Covid-19 update: 39 community cases, four new Omicron cases at the border

There are 49 new Covid-19 cases in the community and MIQ today.

Thirty-nine of the new cases are in the community and 10 are in MIQ. There are four new border cases of Omicron, bringing the total in New Zealand to eight. All the cases have been in MIQ.

Of the 39 new community cases, 25 are in Auckland, 11 are in the Bay of Plenty, two are in Lakes and one is in Taranaki.

Of the 11 new cases in the Bay of Plenty, eight were in Tauranga and three were in the Western Bay of Plenty.

Initial investigations show the Western Bay of Plenty cases and three of the Tauranga cases appear to be linked to existing cases, the ministry said.

The two new infected people in the Lakes district were based in Rotorua.

The Taranaki case was linked to the Eltham cluster.

Forty-nine infected people remain in hospital. There are five infected people in intensive care or high dependency units. Two are in Auckland, two are at Middlemore and one is at North Shore.

Of the patients at Northern region hospitals, 24 (59 per cent) were unvaccinated or not eligible, six (15 per cent) were partially immunised and nine (22 per cent) were fully vaccinated. The vaccination status of the remaining two (5 per cent) was unknown.

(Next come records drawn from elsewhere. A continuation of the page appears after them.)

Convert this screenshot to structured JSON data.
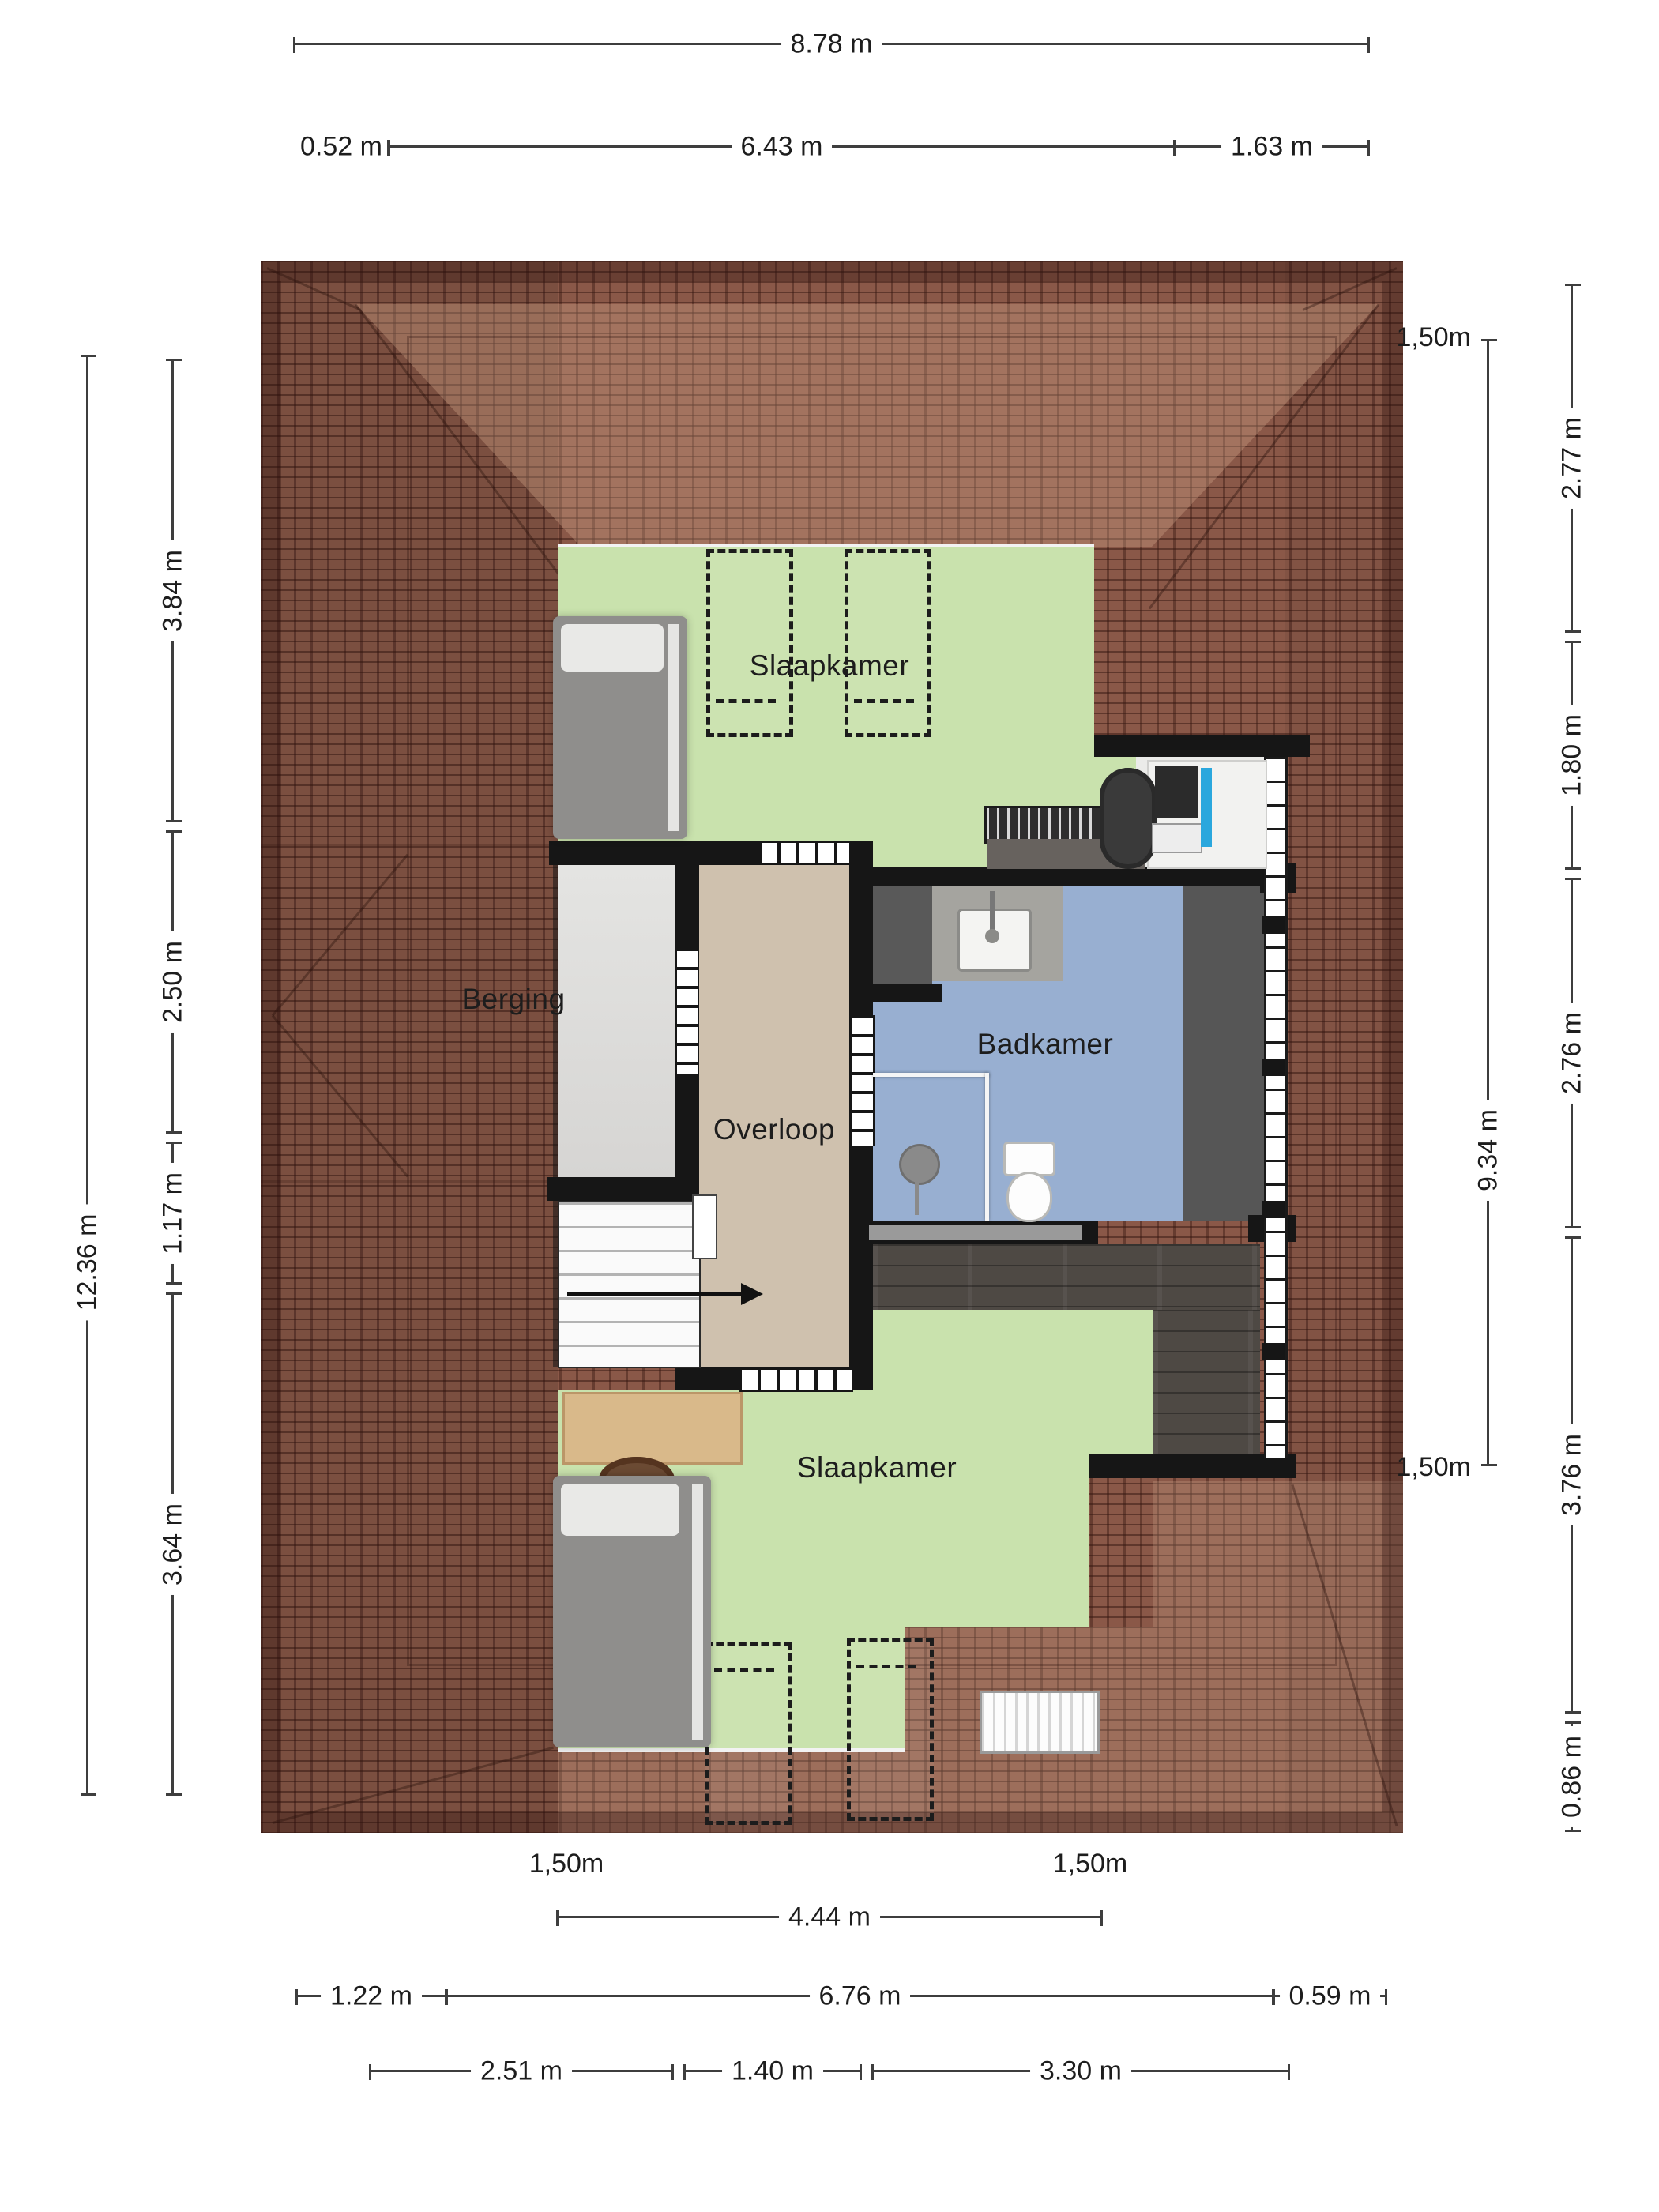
{
  "document": {
    "type": "floorplan",
    "floor": "attic / first floor",
    "language": "nl"
  },
  "rooms": {
    "bedroom_top": "Slaapkamer",
    "storage": "Berging",
    "landing": "Overloop",
    "bathroom": "Badkamer",
    "bedroom_bottom": "Slaapkamer"
  },
  "dims": {
    "top_total": "8.78 m",
    "top_segments": [
      "0.52 m",
      "6.43 m",
      "1.63 m"
    ],
    "left_total": "12.36 m",
    "left_segments": [
      "3.84 m",
      "2.50 m",
      "1.17 m",
      "3.64 m"
    ],
    "right_headroom": {
      "marker_top": "1,50m",
      "length_label": "9.34 m",
      "marker_bottom": "1,50m"
    },
    "right_segments": [
      "2.77 m",
      "1.80 m",
      "2.76 m",
      "3.76 m",
      "0.86 m"
    ],
    "bottom_markers": [
      "1,50m",
      "1,50m"
    ],
    "bottom_width": "4.44 m",
    "bottom_row2": [
      "1.22 m",
      "6.76 m",
      "0.59 m"
    ],
    "bottom_row3": [
      "2.51 m",
      "1.40 m",
      "3.30 m"
    ]
  },
  "colors": {
    "roof": "#8a5848",
    "roof_light_slope": "#a87f63",
    "floor_bedroom": "#c9e2ad",
    "floor_landing": "#cfc1ae",
    "floor_storage": "#dedddb",
    "floor_bathroom": "#98afd1",
    "floor_wood": "#4e4944",
    "wall": "#161616",
    "monitor_screen": "#2aa7dd",
    "desk_wood": "#d9b98a"
  },
  "icons": [
    "stairs-direction-arrow-icon",
    "bed-icon",
    "desk-icon",
    "office-chair-icon",
    "monitor-icon",
    "keyboard-icon",
    "radiator-icon",
    "sink-icon",
    "faucet-icon",
    "toilet-icon",
    "shower-head-icon",
    "roof-window-icon",
    "door-opening",
    "window-strip"
  ]
}
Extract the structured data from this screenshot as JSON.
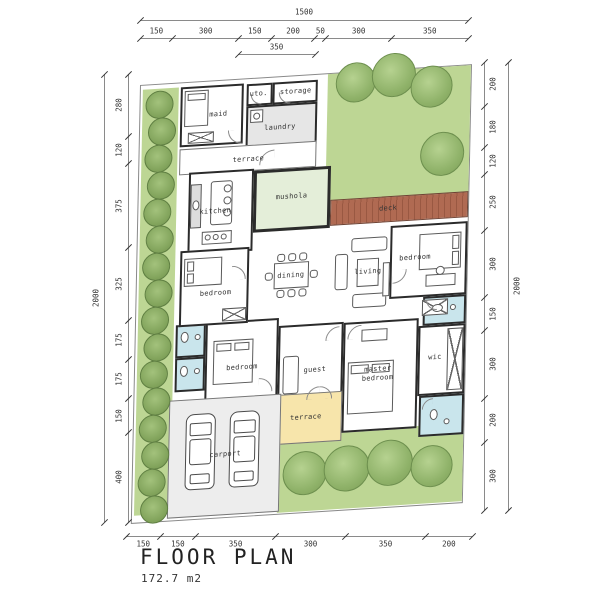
{
  "title": {
    "heading": "FLOOR PLAN",
    "area": "172.7 m2"
  },
  "dimensions": {
    "top": {
      "total": "1500",
      "segments": [
        "150",
        "300",
        "150",
        "200",
        "50",
        "300",
        "350"
      ],
      "sub_segment": "350"
    },
    "left": {
      "total": "2000",
      "segments": [
        "280",
        "120",
        "375",
        "325",
        "175",
        "175",
        "150",
        "400"
      ]
    },
    "right": {
      "total": "2000",
      "segments": [
        "200",
        "180",
        "120",
        "250",
        "300",
        "150",
        "300",
        "200",
        "300"
      ]
    },
    "bottom": {
      "segments": [
        "150",
        "150",
        "350",
        "300",
        "350",
        "200"
      ]
    }
  },
  "rooms": {
    "maid": "maid",
    "utility": "uto.",
    "storage": "storage",
    "laundry": "laundry",
    "terrace_top": "terrace",
    "kitchen": "kitchen",
    "mushola": "mushola",
    "deck": "deck",
    "bedroom_right": "bedroom",
    "dining": "dining",
    "living": "living",
    "bedroom_left": "bedroom",
    "bedroom_center": "bedroom",
    "guest": "guest",
    "wic": "wic",
    "master_bedroom": "master bedroom",
    "terrace_bottom": "terrace",
    "carport": "carport"
  },
  "colors": {
    "lawn": "#bdd694",
    "tree": "#8fb269",
    "deck": "#a96049",
    "mushola": "#e4eed9",
    "bathroom": "#c9e5ec",
    "terrace": "#f7e5ab",
    "laundry": "#e6e6e6",
    "carport": "#ededed",
    "wall": "#2b2b2b"
  },
  "landscape": {
    "hedge_count": 16,
    "trees_top_right": 4,
    "trees_bottom": 4,
    "cars_in_carport": 2
  }
}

Today’s figures do not cover a full 24 hour period due to the change in reporting times to a midnight-to-midnight cycle from 9am-to-9am, the ministry said.

As of today, 3,961,764 first doses (94 per cent of the eligible population) have been given and 3,791,509 second doses (90 per cent).

The number of eligible Māori to get their first vaccine was 495,279 (87 per cent) and 440,400 (77 per cent) had been fully vaccinated.

The number of eligible Pacific Peoples to receive their first dose was 267,999 (93 per cent) and 251,330 (88 per cent) had their second dose.

Eight Omicron cases

Omicron, the latest variant of concern, is believed to be more infectious than the Delta strain of Covid-19 and is sweeping through the United Kingdom and other countries around the world.

Two Omicron cases arrived in New Zealand from Singapore on separate flights – one travelled on a flight to Auckland on December 13 and the second case was on a flight to Christchurch on December 15.

Of the eight Omicron cases, two were in a bubble but the other six cases were unrelated to each other suggesting no cross-contamination or cross-infection either in-flight or within MIQ facilities, the ministry said.

“We are carrying out whole genome sequencing on all new border cases of Covid-19 to rapidly identify any new cases of the Omicron variant,” the Ministry of Health said.

All passengers on flights with Omicron cases were required to complete ten days at a managed isolation facility – rather than spending the last three days at home, the ministry said.

“Our health and MIQ teams around the country have been planning for Omicron cases at the border and will continue to manage all arrivals cautiously.”

Child dies while infected with Covid-19

Ministry of Health officials said in a statement yesterday that a child between the age of zero and 9 had died while infected with Covid.

The tragic death marks the youngest person to die while infected with the virus.

There have now been 49 people who have died since Covid-19 arrived on our shores last year.

Recorded Covid deaths include all cases where a person was classified as having an active case of the virus at the time of death. In some of these cases, the underlying cause of death may have been unrelated to Covid-19.

It is not clear if the child, believed to be a Māori boy from Counties Manukau, had any underlying medical conditions that may have contributed to his death.

Dr Matire Harwood of the Papakura Marae Health Clinic said the child’s death was “tragic and sobering”.

“Although people have been saying Covid is mild, for children with asthma and other respiratory conditions it can be really severe and we know our Māori and Pacific have higher rates of those conditions.”

She said it was critical that we do all we can to prevent children getting the virus.

“The vaccine is the best tool and the sooner we get that into all communities and before school starts the better.